The unfortunate aspect is, instead of drawing attention to the real problem of piracy, Ms. Kaye has herself become the focus, and not in a good way. So before any artist starts tossing legal threats, they need to make sure the go after the actual infringers and refrain from shooting the messengers or innocent bystanders.
For most of the recording artists and bedroom producers, ultimate goal is to make their music famous. Successful online music promotion campaign is a required. Music needs to reach people online all over the world. Nonetheless, it is not an easy task to acquire because the usual places like YouTube, Facebook, Twitter and other social networks are crowded for artists and producers trying to promote their music even though they ARE indeed effective channels for music promotion.

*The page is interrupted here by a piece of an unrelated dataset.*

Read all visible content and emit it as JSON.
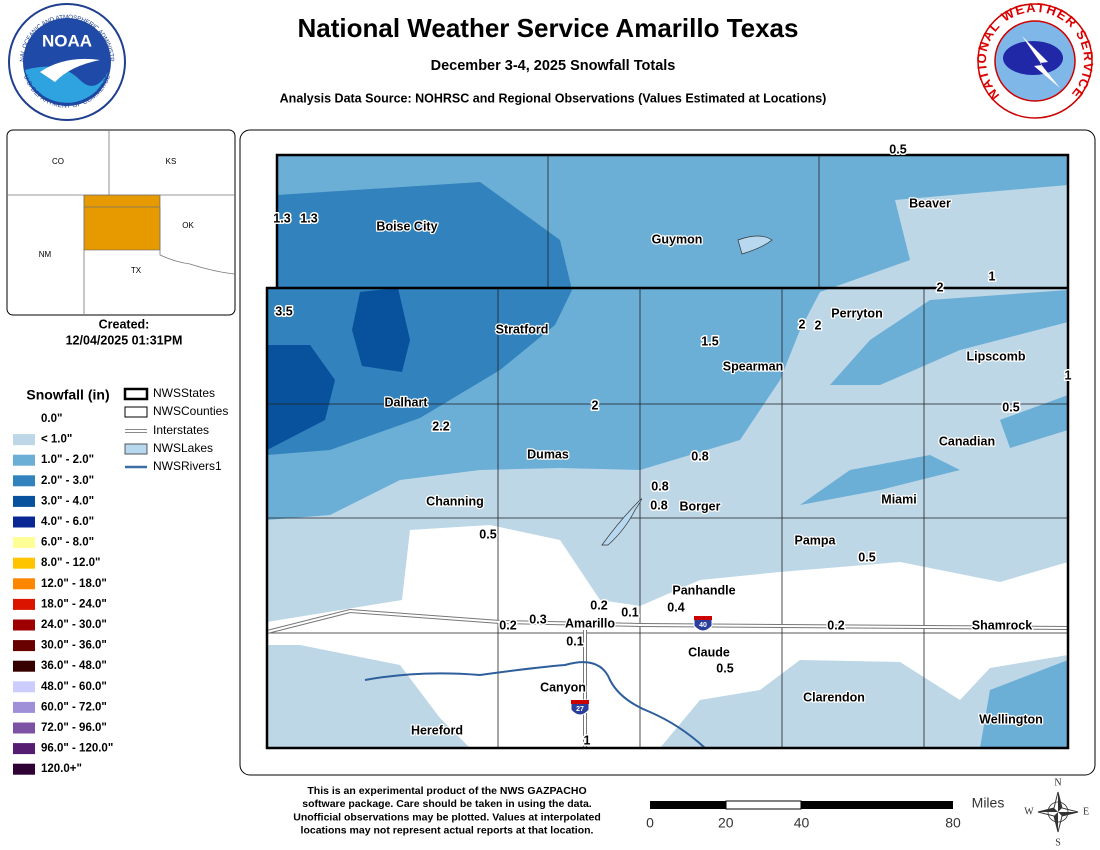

However, there are other channels for online music promotion as well. I’m talking about the P2P networks. Yes, these channels have unfortunately increased the music piracy via illegal downloads which has almost brought the record industry to it’s knees. Despite the popularity of iTunes and other legal music downloading services alike, masses of people do download their music from P2P file sharing sites.
So, with that being said, why not try to leverage the power of P2P networks to your advantage and promote your music using these file sharing networks? In other words, upload a short preview or a whole song to a torrent site or other file sharing site. Of course, before doing that, you must make sure you hold all the rights to your track and are allowed to upload it. Also, you must prepare your song first.
- Attach a.txt file in addition to your song itself where you tell people to visit your website for more info about you or your music and pack it with Winrar. Or add your website or YouTube URL to your song MP3 file info.